No conozco conclusión menos feliz que la reflejada por Thomas Bell en su balance de 1858 como presidente de la Linnean Society de Londres: "El año que ha terminado no se ha distinguido en absoluto por mostrar alguno de esos sorprendentes descubrimientos que de vez en cuando revolucionan, por así decirlo, el departamento de ciencias del que salen". Bell, zoólogo y miembro de la Royal Society, no es recordado por sus magníficas monografías sobre tortugas y crustáceos, sino por esa declaración sobre el año en que se leyeron, en su presencia y bajo su presidencia, las comunicaciones de Darwin y Wallace que, conjuntamente, hicieron pública su idea de evolución por selección natural.

Qué gran idea, quizás la más grande que nunca se haya tenido. Y digo esto porque las grandes ideas suelen ser sencillas y la de la selección natural es de una simpleza seductora. E insisto: las grandes ideas muestran también un gran poder explicativo y la selección natural, asumiendo poquísimo, explica muchísimo: toda la vida y sus consecuencias, y cualquier cosa que muestre poco más que una complejidad mínima.

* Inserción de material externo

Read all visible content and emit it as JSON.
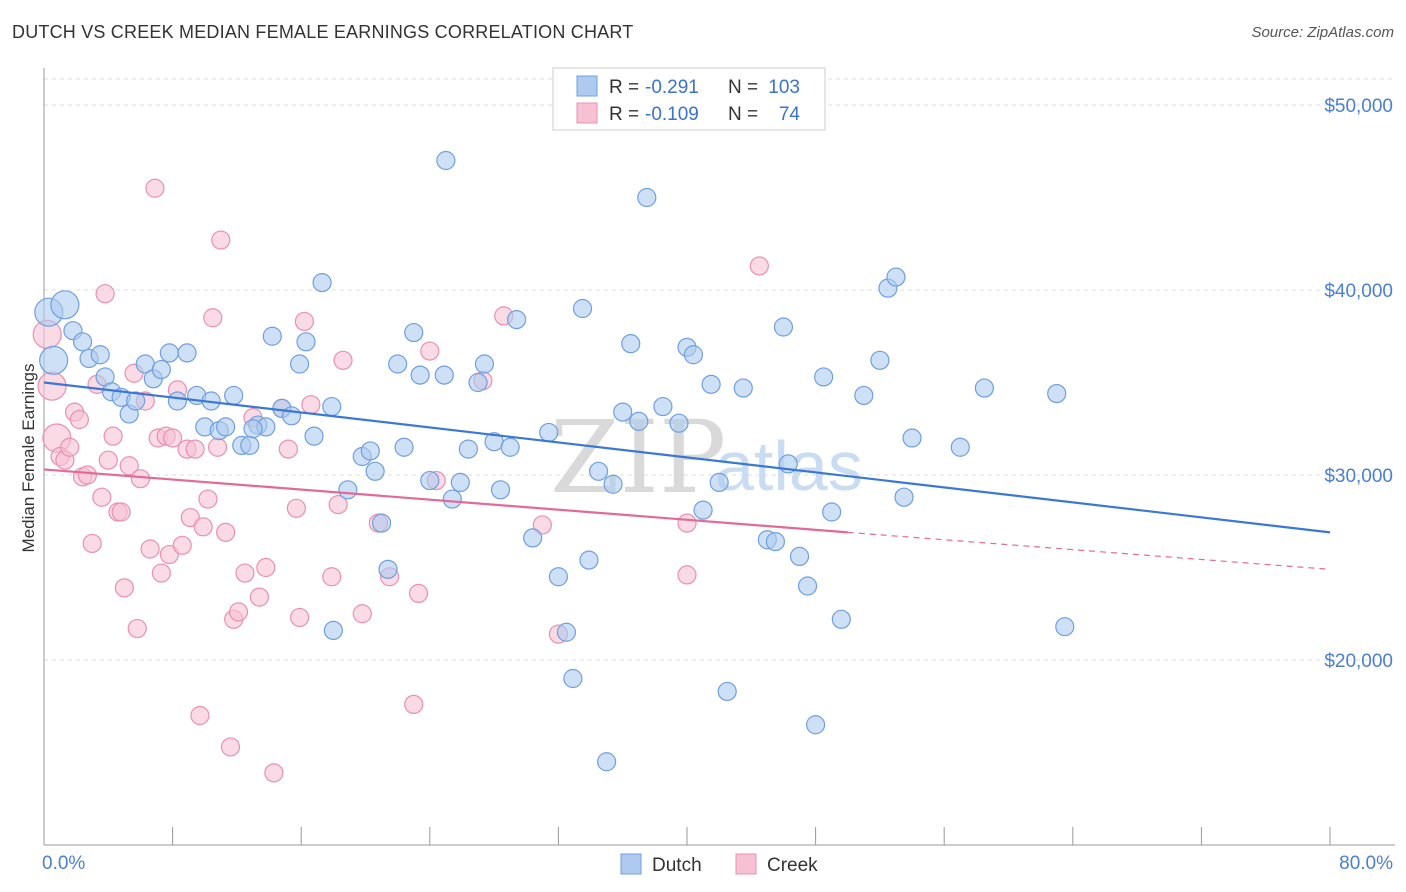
{
  "header": {
    "title": "DUTCH VS CREEK MEDIAN FEMALE EARNINGS CORRELATION CHART",
    "source": "Source: ZipAtlas.com"
  },
  "watermark": {
    "part1": "ZIP",
    "part2": "atlas"
  },
  "legend_box": {
    "rows": [
      {
        "r_label": "R =",
        "r_value": "-0.291",
        "n_label": "N =",
        "n_value": "103"
      },
      {
        "r_label": "R =",
        "r_value": "-0.109",
        "n_label": "N =",
        "n_value": "74"
      }
    ]
  },
  "bottom_legend": {
    "dutch": "Dutch",
    "creek": "Creek"
  },
  "colors": {
    "dutch_fill": "#aecbef",
    "dutch_stroke": "#6f9fe0",
    "dutch_line": "#3a78d6",
    "creek_fill": "#f6c2d3",
    "creek_stroke": "#e990b0",
    "creek_line": "#e36a96",
    "grid": "#dddddd",
    "tick_text": "#4a7fd4"
  },
  "chart_data": {
    "type": "scatter",
    "title": "DUTCH VS CREEK MEDIAN FEMALE EARNINGS CORRELATION CHART",
    "xlabel": "",
    "ylabel": "Median Female Earnings",
    "xlim": [
      0,
      80
    ],
    "ylim": [
      10000,
      52000
    ],
    "x_tick_labels": [
      "0.0%",
      "80.0%"
    ],
    "y_ticks": [
      20000,
      30000,
      40000,
      50000
    ],
    "y_tick_labels": [
      "$20,000",
      "$30,000",
      "$40,000",
      "$50,000"
    ],
    "grid": true,
    "legend_position": "top-center",
    "series": [
      {
        "name": "Dutch",
        "r": -0.291,
        "n": 103,
        "trend": {
          "x": [
            0,
            80
          ],
          "y": [
            35000,
            26900
          ]
        },
        "points": [
          [
            0.3,
            38800
          ],
          [
            0.6,
            36200
          ],
          [
            1.3,
            39200
          ],
          [
            1.8,
            37800
          ],
          [
            2.4,
            37200
          ],
          [
            2.8,
            36300
          ],
          [
            3.5,
            36500
          ],
          [
            3.8,
            35300
          ],
          [
            4.2,
            34500
          ],
          [
            4.8,
            34200
          ],
          [
            5.3,
            33300
          ],
          [
            5.7,
            34000
          ],
          [
            6.3,
            36000
          ],
          [
            6.8,
            35200
          ],
          [
            7.3,
            35700
          ],
          [
            7.8,
            36600
          ],
          [
            8.3,
            34000
          ],
          [
            8.9,
            36600
          ],
          [
            9.5,
            34300
          ],
          [
            10.0,
            32600
          ],
          [
            10.4,
            34000
          ],
          [
            10.9,
            32400
          ],
          [
            11.3,
            32600
          ],
          [
            11.8,
            34300
          ],
          [
            12.3,
            31600
          ],
          [
            12.8,
            31600
          ],
          [
            13.3,
            32700
          ],
          [
            13.8,
            32600
          ],
          [
            14.2,
            37500
          ],
          [
            14.8,
            33600
          ],
          [
            15.4,
            33200
          ],
          [
            15.9,
            36000
          ],
          [
            16.3,
            37200
          ],
          [
            16.8,
            32100
          ],
          [
            17.3,
            40400
          ],
          [
            17.9,
            33700
          ],
          [
            18.9,
            29200
          ],
          [
            19.8,
            31000
          ],
          [
            20.3,
            31300
          ],
          [
            20.6,
            30200
          ],
          [
            21.0,
            27400
          ],
          [
            21.4,
            24900
          ],
          [
            22.0,
            36000
          ],
          [
            22.4,
            31500
          ],
          [
            23.0,
            37700
          ],
          [
            23.4,
            35400
          ],
          [
            24.0,
            29700
          ],
          [
            24.9,
            35400
          ],
          [
            25.4,
            28700
          ],
          [
            25.9,
            29600
          ],
          [
            26.4,
            31400
          ],
          [
            27.0,
            35000
          ],
          [
            27.4,
            36000
          ],
          [
            28.0,
            31800
          ],
          [
            28.4,
            29200
          ],
          [
            29.0,
            31500
          ],
          [
            29.4,
            38400
          ],
          [
            30.4,
            26600
          ],
          [
            31.4,
            32300
          ],
          [
            32.0,
            24500
          ],
          [
            32.5,
            21500
          ],
          [
            32.9,
            19000
          ],
          [
            33.5,
            39000
          ],
          [
            33.9,
            25400
          ],
          [
            34.5,
            30200
          ],
          [
            35.0,
            14500
          ],
          [
            35.4,
            29500
          ],
          [
            36.0,
            33400
          ],
          [
            36.5,
            37100
          ],
          [
            37.0,
            32900
          ],
          [
            37.5,
            45000
          ],
          [
            38.5,
            33700
          ],
          [
            39.5,
            32800
          ],
          [
            40.0,
            36900
          ],
          [
            40.4,
            36500
          ],
          [
            41.0,
            28100
          ],
          [
            41.5,
            34900
          ],
          [
            42.0,
            29600
          ],
          [
            42.5,
            18300
          ],
          [
            43.5,
            34700
          ],
          [
            45.0,
            26500
          ],
          [
            45.5,
            26400
          ],
          [
            46.0,
            38000
          ],
          [
            46.3,
            30600
          ],
          [
            47.0,
            25600
          ],
          [
            47.5,
            24000
          ],
          [
            48.5,
            35300
          ],
          [
            49.0,
            28000
          ],
          [
            49.6,
            22200
          ],
          [
            51.0,
            34300
          ],
          [
            52.0,
            36200
          ],
          [
            52.5,
            40100
          ],
          [
            53.0,
            40700
          ],
          [
            53.5,
            28800
          ],
          [
            54.0,
            32000
          ],
          [
            48.0,
            16500
          ],
          [
            57.0,
            31500
          ],
          [
            58.5,
            34700
          ],
          [
            63.0,
            34400
          ],
          [
            63.5,
            21800
          ],
          [
            25.0,
            47000
          ],
          [
            13.0,
            32500
          ],
          [
            18.0,
            21600
          ]
        ]
      },
      {
        "name": "Creek",
        "r": -0.109,
        "n": 74,
        "trend": {
          "x": [
            0,
            50
          ],
          "y": [
            30300,
            26900
          ]
        },
        "trend_dashed": {
          "x": [
            50,
            80
          ],
          "y": [
            26900,
            24900
          ]
        },
        "points": [
          [
            0.2,
            37600
          ],
          [
            0.5,
            34800
          ],
          [
            0.8,
            32000
          ],
          [
            1.0,
            31000
          ],
          [
            1.3,
            30800
          ],
          [
            1.6,
            31500
          ],
          [
            1.9,
            33400
          ],
          [
            2.2,
            33000
          ],
          [
            2.4,
            29900
          ],
          [
            2.7,
            30000
          ],
          [
            3.0,
            26300
          ],
          [
            3.3,
            34900
          ],
          [
            3.6,
            28800
          ],
          [
            3.8,
            39800
          ],
          [
            4.0,
            30800
          ],
          [
            4.3,
            32100
          ],
          [
            4.6,
            28000
          ],
          [
            4.8,
            28000
          ],
          [
            5.0,
            23900
          ],
          [
            5.3,
            30500
          ],
          [
            5.6,
            35500
          ],
          [
            5.8,
            21700
          ],
          [
            6.0,
            29800
          ],
          [
            6.3,
            34000
          ],
          [
            6.6,
            26000
          ],
          [
            6.9,
            45500
          ],
          [
            7.1,
            32000
          ],
          [
            7.3,
            24700
          ],
          [
            7.6,
            32100
          ],
          [
            7.8,
            25700
          ],
          [
            8.0,
            32000
          ],
          [
            8.3,
            34600
          ],
          [
            8.6,
            26200
          ],
          [
            8.9,
            31400
          ],
          [
            9.1,
            27700
          ],
          [
            9.4,
            31400
          ],
          [
            9.7,
            17000
          ],
          [
            9.9,
            27200
          ],
          [
            10.2,
            28700
          ],
          [
            10.5,
            38500
          ],
          [
            10.8,
            31500
          ],
          [
            11.0,
            42700
          ],
          [
            11.3,
            26900
          ],
          [
            11.6,
            15300
          ],
          [
            11.8,
            22200
          ],
          [
            12.1,
            22600
          ],
          [
            12.5,
            24700
          ],
          [
            13.0,
            33100
          ],
          [
            13.4,
            23400
          ],
          [
            13.8,
            25000
          ],
          [
            14.3,
            13900
          ],
          [
            14.8,
            33600
          ],
          [
            15.2,
            31400
          ],
          [
            15.7,
            28200
          ],
          [
            15.9,
            22300
          ],
          [
            16.2,
            38300
          ],
          [
            16.6,
            33800
          ],
          [
            17.9,
            24500
          ],
          [
            18.3,
            28400
          ],
          [
            18.6,
            36200
          ],
          [
            19.8,
            22500
          ],
          [
            20.8,
            27400
          ],
          [
            21.5,
            24500
          ],
          [
            23.0,
            17600
          ],
          [
            23.3,
            23600
          ],
          [
            24.0,
            36700
          ],
          [
            24.4,
            29700
          ],
          [
            27.3,
            35100
          ],
          [
            28.6,
            38600
          ],
          [
            31.0,
            27300
          ],
          [
            32.0,
            21400
          ],
          [
            40.0,
            27400
          ],
          [
            40.0,
            24600
          ],
          [
            44.5,
            41300
          ]
        ]
      }
    ]
  }
}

La selección natural fue bastante más que uno de esos inesperados descubrimientos que revolucionan el departamento científico al que pertenecen; la selección natural revolucionó el universo entero y los ecos de esa revolución siguen resonando con fuerza renovada siglo y medio después. Y más que resonarán a lo largo de 2009 al cumplirse 200 años del nacimiento de Darwin y 150 de la publicación de El origen de las especies, motivo por el cual la Universitat de València, a través de la Càtedra de Divulgació de la Ciència, ha preparado un amplio programa de actividades.

La gran idea ha soportado ataques más diversos y furibundos que cualquier otra teoría científica y, además de resistirlos impávida, se ha fortalecido con ellos. Y en público. Un vistazo a los periódicos del mundo en este septiembre revela que, además de EL PAÍS, han publicado noticias relacionadas con la gran idea The New York Times, The Guardian, The Times, Le Monde, La Stampa, El Universal, El Mercurio, La Vanguardia, Abc, El Mundo... Cinco titulares bastan para saber de estas decenas de noticias: "La Iglesia de Inglaterra pide disculpas a Darwin", "La Iglesia Católica va a mantener un debate sobre Dios y evolución", "Sarah Palin y el creacionismo, otra vez", "El Tribunal Supremo turco prohíbe la página web oficial de Richard Dawkins a petición de un propagandista creacionista", "Crisis en la Royal Society por culpa del creacionismo". A la vista del noticiero, quizás se pueda concluir que lo poco que se necesita para que la gran idea muestre su utilidad tiene que ver con algún supuesto religioso.

Michael Reiss, protagonista de gran parte de esta actualidad, sirve de epítome: biólogo inglés, profesor de didáctica de las ciencias, al que una conferencia le ha costado su puesto de director de educación de la Royal Society. La falta: enriquecer, de forma soberbia y bisoña, la habitual mezcla explosiva de ciencia y religión al añadirle el ingrediente "educación de jóvenes", para detonarla a continuación, ingenua e inadvertidamente, con su propia condición de pastor anglicano. Dice haber sido malinterpretado; quizás tenga razón. Richard Dawkins, siempre atento, declara que tener a un sacerdote a cargo de la educación en la institución científica más prestigiosa de su país es un sketch de Monty Python; quizás también tenga razón. ¿Podemos esperar algún estreno de Tricicle cuando la formación de los médicos se ponga en manos de un arzobispo?

Óscar Barberá, director de l'Escola de Magisteri y miembro de la Comissió Darwin 2009 de la Càtedra de Divulgació de la Ciència de la Universitat de València.